La carcajada de una bruja interrumpe esta escena dramática. Ella pasea por los pasillos del castillo durmiente arrancando las sábanas con que el príncipe tapó los espejos. Mirror, Mirror, les susurra de cerca, invocando la manifestación absoluta de una belleza que no es la de ella. No,  esas superficies negras, esas pantallas condescendientes fueron corrompidas por las posibilidades del net art que domina la escena glitch actual. La bruja entra en el aposento real y le acomoda las almohadas a la princesa. Acto seguido abre su Mac Book Air y con una combinación mágica de comandos hace que el ectoplasma digital que vela el sueño de la princesa se esfume. Y empieza a contarle una historia sobre interrupciones, desvíos, corrupción, errores voluntarios y otros fallos inducidos en archivos digitales como el humilde documento en Word que hizo posible este texto. Entre sueños ligeros, en la duermevela, la princesa sigue escuchando: «Circuit bending: tus cantos y conjuros han hecho mucho daño», le murmura la bruja a sus oídos.

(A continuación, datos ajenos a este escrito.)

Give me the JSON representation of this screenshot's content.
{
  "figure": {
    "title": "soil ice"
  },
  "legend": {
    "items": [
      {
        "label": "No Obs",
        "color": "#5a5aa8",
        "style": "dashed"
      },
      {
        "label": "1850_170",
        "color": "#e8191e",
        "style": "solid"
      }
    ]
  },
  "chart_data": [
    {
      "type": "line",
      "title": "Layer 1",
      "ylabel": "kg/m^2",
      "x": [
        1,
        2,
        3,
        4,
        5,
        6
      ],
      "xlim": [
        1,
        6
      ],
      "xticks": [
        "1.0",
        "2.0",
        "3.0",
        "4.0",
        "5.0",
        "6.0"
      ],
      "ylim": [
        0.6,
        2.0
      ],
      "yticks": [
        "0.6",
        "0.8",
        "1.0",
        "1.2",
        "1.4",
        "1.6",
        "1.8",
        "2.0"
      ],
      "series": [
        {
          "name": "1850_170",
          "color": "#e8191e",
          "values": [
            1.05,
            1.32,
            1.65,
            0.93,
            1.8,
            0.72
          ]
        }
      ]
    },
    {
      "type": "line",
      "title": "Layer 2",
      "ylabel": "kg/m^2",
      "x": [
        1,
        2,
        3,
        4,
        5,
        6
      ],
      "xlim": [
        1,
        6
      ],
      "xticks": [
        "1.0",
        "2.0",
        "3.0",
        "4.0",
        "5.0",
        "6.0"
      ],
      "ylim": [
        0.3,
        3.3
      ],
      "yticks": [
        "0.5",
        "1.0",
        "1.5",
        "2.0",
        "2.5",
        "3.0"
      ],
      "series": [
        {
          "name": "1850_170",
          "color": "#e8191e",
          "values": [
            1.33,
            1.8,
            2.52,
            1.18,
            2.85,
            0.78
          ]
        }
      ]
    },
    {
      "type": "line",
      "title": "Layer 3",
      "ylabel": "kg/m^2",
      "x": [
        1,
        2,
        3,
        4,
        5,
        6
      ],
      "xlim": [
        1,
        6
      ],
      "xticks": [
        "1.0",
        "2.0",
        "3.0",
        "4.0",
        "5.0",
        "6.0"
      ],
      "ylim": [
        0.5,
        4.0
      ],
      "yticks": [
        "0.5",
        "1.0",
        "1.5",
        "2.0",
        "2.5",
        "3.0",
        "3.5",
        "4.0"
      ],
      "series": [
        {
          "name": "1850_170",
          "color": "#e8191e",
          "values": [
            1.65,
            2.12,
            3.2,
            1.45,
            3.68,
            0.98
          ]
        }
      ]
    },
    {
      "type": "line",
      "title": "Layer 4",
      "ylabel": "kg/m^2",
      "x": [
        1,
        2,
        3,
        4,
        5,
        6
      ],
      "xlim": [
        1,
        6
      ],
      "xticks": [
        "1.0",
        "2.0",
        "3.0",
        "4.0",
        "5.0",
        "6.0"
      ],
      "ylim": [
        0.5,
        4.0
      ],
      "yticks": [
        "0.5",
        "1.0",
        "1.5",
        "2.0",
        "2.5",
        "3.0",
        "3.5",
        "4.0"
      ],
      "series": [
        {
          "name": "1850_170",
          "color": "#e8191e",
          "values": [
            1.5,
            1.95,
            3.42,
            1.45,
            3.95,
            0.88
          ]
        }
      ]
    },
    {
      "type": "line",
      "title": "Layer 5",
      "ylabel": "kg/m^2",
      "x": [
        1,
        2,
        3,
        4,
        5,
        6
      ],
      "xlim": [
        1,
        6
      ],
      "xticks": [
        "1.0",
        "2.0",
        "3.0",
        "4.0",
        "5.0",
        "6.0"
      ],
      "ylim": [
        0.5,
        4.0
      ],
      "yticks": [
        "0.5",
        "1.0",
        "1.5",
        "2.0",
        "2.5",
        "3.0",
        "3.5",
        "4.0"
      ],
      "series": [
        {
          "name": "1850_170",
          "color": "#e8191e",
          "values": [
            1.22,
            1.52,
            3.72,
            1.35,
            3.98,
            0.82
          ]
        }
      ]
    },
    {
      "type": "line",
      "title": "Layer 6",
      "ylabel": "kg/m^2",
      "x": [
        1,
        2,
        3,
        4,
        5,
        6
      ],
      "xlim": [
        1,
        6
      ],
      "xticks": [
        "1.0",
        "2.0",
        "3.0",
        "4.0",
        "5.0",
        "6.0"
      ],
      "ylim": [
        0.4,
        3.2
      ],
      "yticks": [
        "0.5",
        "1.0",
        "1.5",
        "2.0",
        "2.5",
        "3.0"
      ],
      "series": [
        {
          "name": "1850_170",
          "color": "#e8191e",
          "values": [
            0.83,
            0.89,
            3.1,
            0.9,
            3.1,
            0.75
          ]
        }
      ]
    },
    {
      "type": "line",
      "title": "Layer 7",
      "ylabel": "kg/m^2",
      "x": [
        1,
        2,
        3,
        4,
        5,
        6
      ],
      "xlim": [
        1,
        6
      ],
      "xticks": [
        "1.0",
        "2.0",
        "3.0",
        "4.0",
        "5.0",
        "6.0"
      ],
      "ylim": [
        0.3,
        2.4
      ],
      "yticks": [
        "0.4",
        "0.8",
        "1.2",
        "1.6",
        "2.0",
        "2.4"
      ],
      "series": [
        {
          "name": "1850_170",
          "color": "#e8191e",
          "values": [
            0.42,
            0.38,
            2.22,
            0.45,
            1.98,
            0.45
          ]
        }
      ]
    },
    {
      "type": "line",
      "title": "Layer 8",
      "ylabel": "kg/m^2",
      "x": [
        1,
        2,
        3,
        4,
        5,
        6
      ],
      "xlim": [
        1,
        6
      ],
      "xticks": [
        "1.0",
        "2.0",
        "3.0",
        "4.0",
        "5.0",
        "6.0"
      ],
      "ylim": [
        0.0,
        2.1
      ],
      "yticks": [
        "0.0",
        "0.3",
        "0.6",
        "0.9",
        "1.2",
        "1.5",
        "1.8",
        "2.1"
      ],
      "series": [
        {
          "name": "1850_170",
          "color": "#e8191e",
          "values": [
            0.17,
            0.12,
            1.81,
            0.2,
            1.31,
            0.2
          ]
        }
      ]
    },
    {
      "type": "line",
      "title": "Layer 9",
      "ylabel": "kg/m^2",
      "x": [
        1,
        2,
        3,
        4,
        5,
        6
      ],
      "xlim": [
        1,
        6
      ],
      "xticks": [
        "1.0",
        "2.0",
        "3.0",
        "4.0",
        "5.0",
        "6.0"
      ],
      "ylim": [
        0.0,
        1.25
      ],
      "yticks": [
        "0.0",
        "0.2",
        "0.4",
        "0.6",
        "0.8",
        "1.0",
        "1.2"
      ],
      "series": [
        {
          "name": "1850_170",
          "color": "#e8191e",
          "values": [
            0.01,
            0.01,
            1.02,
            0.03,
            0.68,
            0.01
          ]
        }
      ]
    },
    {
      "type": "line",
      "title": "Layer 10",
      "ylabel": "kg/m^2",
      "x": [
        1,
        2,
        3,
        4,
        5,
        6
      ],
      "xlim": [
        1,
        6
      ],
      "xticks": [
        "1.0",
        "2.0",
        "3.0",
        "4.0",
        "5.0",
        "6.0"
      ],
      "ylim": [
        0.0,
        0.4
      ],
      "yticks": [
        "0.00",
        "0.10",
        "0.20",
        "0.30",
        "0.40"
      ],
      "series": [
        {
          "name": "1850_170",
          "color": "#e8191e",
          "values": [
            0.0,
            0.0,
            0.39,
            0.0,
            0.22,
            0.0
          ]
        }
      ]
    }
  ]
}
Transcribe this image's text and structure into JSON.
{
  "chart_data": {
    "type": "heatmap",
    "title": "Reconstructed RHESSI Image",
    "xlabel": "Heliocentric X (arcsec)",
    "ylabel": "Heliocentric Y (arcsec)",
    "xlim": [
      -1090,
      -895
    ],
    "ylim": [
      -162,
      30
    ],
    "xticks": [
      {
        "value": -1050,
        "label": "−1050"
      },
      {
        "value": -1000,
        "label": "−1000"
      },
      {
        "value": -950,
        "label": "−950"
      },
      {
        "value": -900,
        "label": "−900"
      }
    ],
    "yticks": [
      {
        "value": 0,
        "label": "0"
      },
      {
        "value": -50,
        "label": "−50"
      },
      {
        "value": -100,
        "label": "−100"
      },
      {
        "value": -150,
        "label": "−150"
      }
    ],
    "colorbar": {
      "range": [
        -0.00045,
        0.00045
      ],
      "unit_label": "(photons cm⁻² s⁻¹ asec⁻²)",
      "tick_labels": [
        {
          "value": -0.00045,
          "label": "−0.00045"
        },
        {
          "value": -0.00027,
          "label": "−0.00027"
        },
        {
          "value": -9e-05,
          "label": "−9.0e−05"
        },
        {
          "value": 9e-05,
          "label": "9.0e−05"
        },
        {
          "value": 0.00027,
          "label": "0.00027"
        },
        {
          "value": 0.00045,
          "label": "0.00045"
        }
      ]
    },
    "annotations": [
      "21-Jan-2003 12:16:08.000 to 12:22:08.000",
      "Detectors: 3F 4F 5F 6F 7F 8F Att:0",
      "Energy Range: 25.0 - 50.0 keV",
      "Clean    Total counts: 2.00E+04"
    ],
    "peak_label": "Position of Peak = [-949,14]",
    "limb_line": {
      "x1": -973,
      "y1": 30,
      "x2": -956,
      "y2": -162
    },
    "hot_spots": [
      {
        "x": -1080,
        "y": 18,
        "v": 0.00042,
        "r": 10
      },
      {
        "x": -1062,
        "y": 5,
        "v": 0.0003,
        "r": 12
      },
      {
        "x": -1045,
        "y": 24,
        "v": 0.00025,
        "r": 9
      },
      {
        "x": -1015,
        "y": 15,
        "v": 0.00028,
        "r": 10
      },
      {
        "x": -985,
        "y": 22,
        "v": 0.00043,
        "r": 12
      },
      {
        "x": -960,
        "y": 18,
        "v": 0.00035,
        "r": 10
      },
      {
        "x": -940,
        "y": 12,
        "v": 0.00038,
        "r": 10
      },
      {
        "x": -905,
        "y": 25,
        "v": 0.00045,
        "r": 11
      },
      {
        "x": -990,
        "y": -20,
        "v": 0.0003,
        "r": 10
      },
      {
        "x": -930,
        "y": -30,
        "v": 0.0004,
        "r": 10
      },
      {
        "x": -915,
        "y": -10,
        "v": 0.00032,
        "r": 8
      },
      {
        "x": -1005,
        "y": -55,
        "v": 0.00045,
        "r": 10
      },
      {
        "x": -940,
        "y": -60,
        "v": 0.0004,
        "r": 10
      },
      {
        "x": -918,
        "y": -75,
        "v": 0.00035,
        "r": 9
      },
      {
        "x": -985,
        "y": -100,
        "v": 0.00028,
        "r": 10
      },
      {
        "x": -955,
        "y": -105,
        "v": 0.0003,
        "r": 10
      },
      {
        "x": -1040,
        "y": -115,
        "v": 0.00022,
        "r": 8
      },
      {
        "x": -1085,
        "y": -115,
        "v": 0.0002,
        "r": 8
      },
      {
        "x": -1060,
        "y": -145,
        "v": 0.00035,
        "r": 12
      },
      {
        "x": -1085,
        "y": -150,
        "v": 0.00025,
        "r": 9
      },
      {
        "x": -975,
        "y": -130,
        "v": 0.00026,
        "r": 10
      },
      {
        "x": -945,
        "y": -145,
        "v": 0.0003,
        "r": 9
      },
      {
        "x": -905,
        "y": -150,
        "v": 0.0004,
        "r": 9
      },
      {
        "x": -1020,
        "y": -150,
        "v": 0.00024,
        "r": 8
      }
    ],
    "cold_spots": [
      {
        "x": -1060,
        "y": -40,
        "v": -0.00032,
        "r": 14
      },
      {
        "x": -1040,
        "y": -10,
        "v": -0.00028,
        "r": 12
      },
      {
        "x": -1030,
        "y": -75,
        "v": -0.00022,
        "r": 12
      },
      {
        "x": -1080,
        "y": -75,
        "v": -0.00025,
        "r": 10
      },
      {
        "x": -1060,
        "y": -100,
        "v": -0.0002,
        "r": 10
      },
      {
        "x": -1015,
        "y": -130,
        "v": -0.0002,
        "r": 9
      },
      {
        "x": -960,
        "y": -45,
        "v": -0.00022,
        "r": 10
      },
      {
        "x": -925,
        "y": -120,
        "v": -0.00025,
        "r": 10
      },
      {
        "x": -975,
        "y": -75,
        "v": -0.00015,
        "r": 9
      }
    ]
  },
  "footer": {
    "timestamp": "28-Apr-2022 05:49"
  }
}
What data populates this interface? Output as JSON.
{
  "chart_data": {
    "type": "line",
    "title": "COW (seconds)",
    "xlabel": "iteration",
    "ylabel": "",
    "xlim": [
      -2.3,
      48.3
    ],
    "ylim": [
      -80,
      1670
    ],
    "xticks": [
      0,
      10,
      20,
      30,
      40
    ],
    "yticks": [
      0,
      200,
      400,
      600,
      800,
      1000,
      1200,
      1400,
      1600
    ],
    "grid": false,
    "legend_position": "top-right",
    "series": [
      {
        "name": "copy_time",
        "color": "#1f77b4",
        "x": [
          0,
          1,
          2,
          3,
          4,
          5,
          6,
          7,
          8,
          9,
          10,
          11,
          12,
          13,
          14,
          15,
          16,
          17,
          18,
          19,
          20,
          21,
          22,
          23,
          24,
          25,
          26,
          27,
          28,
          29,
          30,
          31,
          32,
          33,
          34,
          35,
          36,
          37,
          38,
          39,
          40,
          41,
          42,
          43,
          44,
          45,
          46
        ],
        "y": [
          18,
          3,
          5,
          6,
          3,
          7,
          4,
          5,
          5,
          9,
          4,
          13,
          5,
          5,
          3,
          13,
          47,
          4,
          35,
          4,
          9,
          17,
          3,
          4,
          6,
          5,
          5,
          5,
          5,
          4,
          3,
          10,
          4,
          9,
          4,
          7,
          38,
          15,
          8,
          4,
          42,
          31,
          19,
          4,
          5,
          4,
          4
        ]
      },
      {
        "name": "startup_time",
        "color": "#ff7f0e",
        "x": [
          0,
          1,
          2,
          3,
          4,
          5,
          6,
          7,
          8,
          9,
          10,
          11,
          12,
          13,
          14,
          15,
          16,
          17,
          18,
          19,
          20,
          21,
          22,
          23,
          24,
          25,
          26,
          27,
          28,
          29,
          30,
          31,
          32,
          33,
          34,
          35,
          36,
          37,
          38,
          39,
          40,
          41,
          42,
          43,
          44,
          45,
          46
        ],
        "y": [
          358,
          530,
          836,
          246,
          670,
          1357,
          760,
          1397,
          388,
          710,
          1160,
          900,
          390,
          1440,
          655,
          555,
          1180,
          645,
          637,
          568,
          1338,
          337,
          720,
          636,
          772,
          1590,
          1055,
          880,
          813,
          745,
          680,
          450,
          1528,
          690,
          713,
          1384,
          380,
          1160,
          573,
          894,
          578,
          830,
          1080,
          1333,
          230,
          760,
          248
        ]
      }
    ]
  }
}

 La bruja se asoma a la ventana de la torre e intenta leer el futuro en las vísceras, los archivos dañados del cuerpo ahora pixelado del príncipe. Invocando nuevas formas de belleza y estéticas imposibles a partir de lo que no debería estar ahí. Ese cadáver representa una señal distorsionada o una falla en el sistema, irrumpe en el circuito edulcorado de los mitos y las leyendas para hacernos percibir que hay un sistema detrás y una transmisión de señales artificiales, las cuales generalmente creemos son parte de una realidad meramente aleatoria y sin trasfondo. La bruja no dialoga con la creadora. No le hace falta. Sabe que ella también quiere que la princesa aprecie los  fallos cometidos hasta por las máquinas más perfectas como los cuentos de hadas. Esas versiones corruptas durante la transmisión de la información, que desactivan el mensaje original y las obligan a las tres, la creadora y sus personajes, a abrazar el caos y encarnar así el valor artístico del error.